E Yanukovich che fa? L’uso della forza, con le due vittime lasciate sul terreno nel corso dell’offensiva dei reparti speciali dell’interno, oltre a una terza ritrovata alle porte di Kiev, l’hanno screditato. E il tentativo di associare gli scalmanati di ulica Grushevskogo alla gente di Euromaidan non è riuscito. Al momento l’opzione repressiva sembra dunque congelata. Yanukovich non intende cedere alle richieste delle opposizioni: via il governo, presidenziali entro la fine dell’anno anziché nel 2015 e azzeramento delle «leggi anti-protesta» approvate la scorsa settimana, che configurano una svolta autoritaria.
Il capo dello stato ha spiegato che proprio su queste leggi potrebbe esserci un’apertura. Ha proposto di emendarle – cosa diversa dalla revoca – nel corso della sessione del parlamento sulla crisi, convocata martedì. Lo stesso giorno dovrebbe annunciare un rimpasto. Soluzioni cosmetiche, rispetto a quelle pretese dall’opposizione. Volutamente cosmetiche, viene da dire. Perché Yanukovich, offrendo le briciole, potrebbe puntare a innervosire il campo opposto rendendone più profonde le fratture, oltre a ridare benzina ai teppisti di ulica Grushevskogo e a chi, in provincia, sta assediando i governatorati. Se il gioco dovesse funzionare verrebbero a ricrearsi le condizioni per intervenire con durezza a Kiev e si potrebbe soffiare con vigore sulla tesi, già brandita in queste ore, della voglia di secessione dell’ovest.
Dall’altra parte del paese, a est, dove il Partito delle regioni di Yanukovich racimola il grosso dei voti, emergono spinte contrapposte. Le autorità della Crimea chiedono l’applicazione dello stato di emergenza e quelle di Donetsk, la regione di cui il presidente è originario, stanno cercando di chiudere Novyny Donbassa, testata non tenera nei loro confronti.

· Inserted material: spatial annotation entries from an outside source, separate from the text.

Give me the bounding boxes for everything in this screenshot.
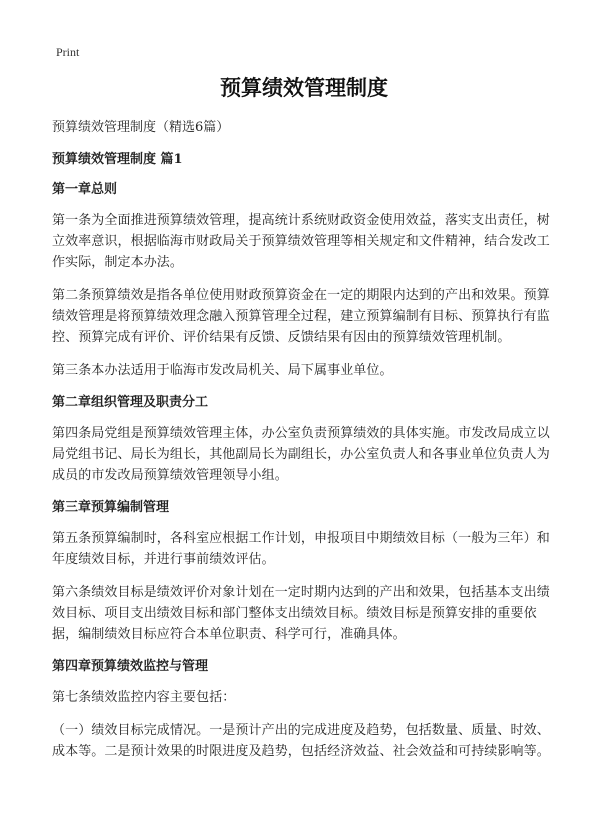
page-title: 预算绩效管理制度 xyxy=(220,76,388,100)
chapter-2-paragraph-1: 第四条局党组是预算绩效管理主体，办公室负责预算绩效的具体实施。市发改局成立以局党组书记、局长为组长，其他副局长为副组长，办公室负责人和各事业单位负责人为成员的市发改局预算绩效管理领导小组。 xyxy=(52,426,550,483)
chapter-2-heading: 第二章组织管理及职责分工 xyxy=(52,395,209,410)
document-subtitle: 预算绩效管理制度（精选6篇） xyxy=(52,120,230,135)
chapter-1-paragraph-1: 第一条为全面推进预算绩效管理，提高统计系统财政资金使用效益，落实支出责任，树立效率意识，根据临海市财政局关于预算绩效管理等相关规定和文件精神，结合发改工作实际，制定本办法。 xyxy=(52,213,550,270)
article-heading: 预算绩效管理制度 篇1 xyxy=(52,152,183,167)
chapter-1-heading: 第一章总则 xyxy=(52,182,118,197)
chapter-3-heading: 第三章预算编制管理 xyxy=(52,500,170,515)
chapter-4-paragraph-1: 第七条绩效监控内容主要包括： xyxy=(52,690,236,705)
chapter-4-paragraph-2: （一）绩效目标完成情况。一是预计产出的完成进度及趋势，包括数量、质量、时效、成本等。二是预计效果的时限进度及趋势，包括经济效益、社会效益和可持续影响等。 xyxy=(52,723,550,759)
chapter-1-paragraph-2: 第二条预算绩效是指各单位使用财政预算资金在一定的期限内达到的产出和效果。预算绩效管理是将预算绩效理念融入预算管理全过程，建立预算编制有目标、预算执行有监控、预算完成有评价、评价结果有反馈、反馈结果有因由的预算绩效管理机制。 xyxy=(52,288,550,345)
chapter-3-paragraph-2: 第六条绩效目标是绩效评价对象计划在一定时期内达到的产出和效果，包括基本支出绩效目标、项目支出绩效目标和部门整体支出绩效目标。绩效目标是预算安排的重要依据，编制绩效目标应符合本单位职责、科学可行，准确具体。 xyxy=(52,585,550,642)
chapter-3-paragraph-1: 第五条预算编制时，各科室应根据工作计划，申报项目中期绩效目标（一般为三年）和年度绩效目标，并进行事前绩效评估。 xyxy=(52,531,550,567)
print-label[interactable]: Print xyxy=(56,45,80,59)
chapter-1-paragraph-3: 第三条本办法适用于临海市发改局机关、局下属事业单位。 xyxy=(52,363,393,378)
chapter-4-heading: 第四章预算绩效监控与管理 xyxy=(52,659,209,674)
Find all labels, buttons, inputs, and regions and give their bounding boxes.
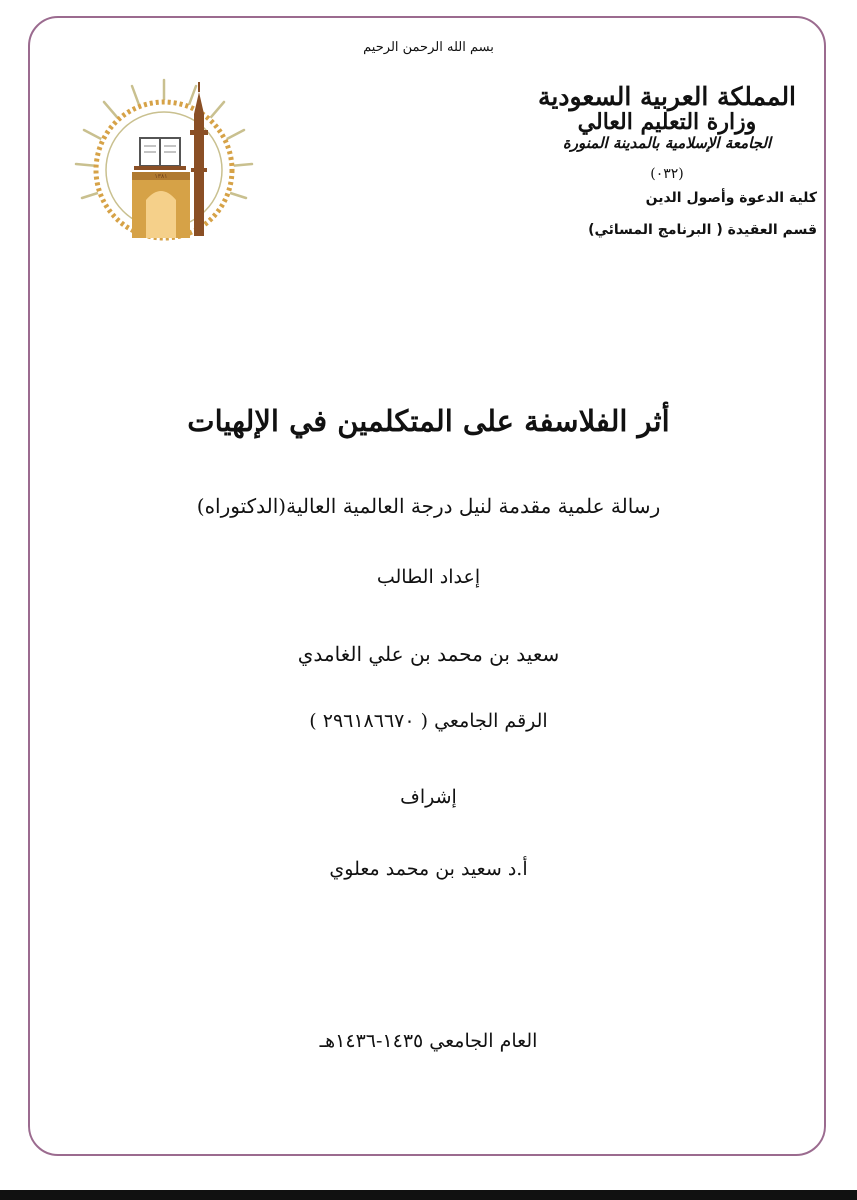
department-name: قسم العقيدة ( البرنامج المسائي) xyxy=(588,221,817,238)
supervision-label: إشراف xyxy=(400,786,457,808)
student-name: سعيد بن محمد بن علي الغامدي xyxy=(297,642,560,666)
kingdom-name: المملكة العربية السعودية xyxy=(537,82,797,111)
prepared-by-label: إعداد الطالب xyxy=(376,566,481,588)
open-book-icon xyxy=(134,138,186,170)
gate-icon xyxy=(132,172,190,238)
student-id: الرقم الجامعي ( ٢٩٦١٨٦٦٧٠ ) xyxy=(309,710,548,732)
thesis-title: أثر الفلاسفة على المتكلمين في الإلهيات xyxy=(187,404,670,438)
academic-year: العام الجامعي ١٤٣٥-١٤٣٦هـ xyxy=(319,1030,538,1052)
document-code: (٠٣٢) xyxy=(650,165,684,182)
ministry-name: وزارة التعليم العالي xyxy=(577,109,757,136)
supervisor-name: أ.د سعيد بن محمد معلوي xyxy=(329,858,528,880)
bottom-edge-bar xyxy=(0,1190,857,1200)
logo-founding-year: ١٣٨١ xyxy=(154,173,168,180)
institution-header xyxy=(517,84,817,238)
thesis-subtitle: رسالة علمية مقدمة لنيل درجة العالمية العالية(الدكتوراه) xyxy=(196,494,661,518)
college-name: كلية الدعوة وأصول الدين xyxy=(645,189,817,206)
university-logo xyxy=(72,72,256,242)
basmala: بسم الله الرحمن الرحيم xyxy=(363,40,494,55)
university-name: الجامعة الإسلامية بالمدينة المنورة xyxy=(562,134,772,153)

Nel frattempo, ieri, Yanukovich ha ricevuto il commissario europeo all’allargamento Stefan Fuele. Il peso che l’Ue può mettere nella soluzione della crisi ucraina sembra limitato. Bruxelles non ha incentivi da offrire, dato che a novembre Kiev ha scartato gli Accordi di associazione e scelto di orientare il baricentro su Mosca, che ha concesso prestiti e sconti sul gas pesanti. E poi è evidente che la vertenza ucraina non si gioca più su una scelta internazionale – più Europa o più Cremlino – ma si traduce nel confronto tra un uomo che vuole restare attaccato al potere e un pezzo di popolo che vuole cacciarlo.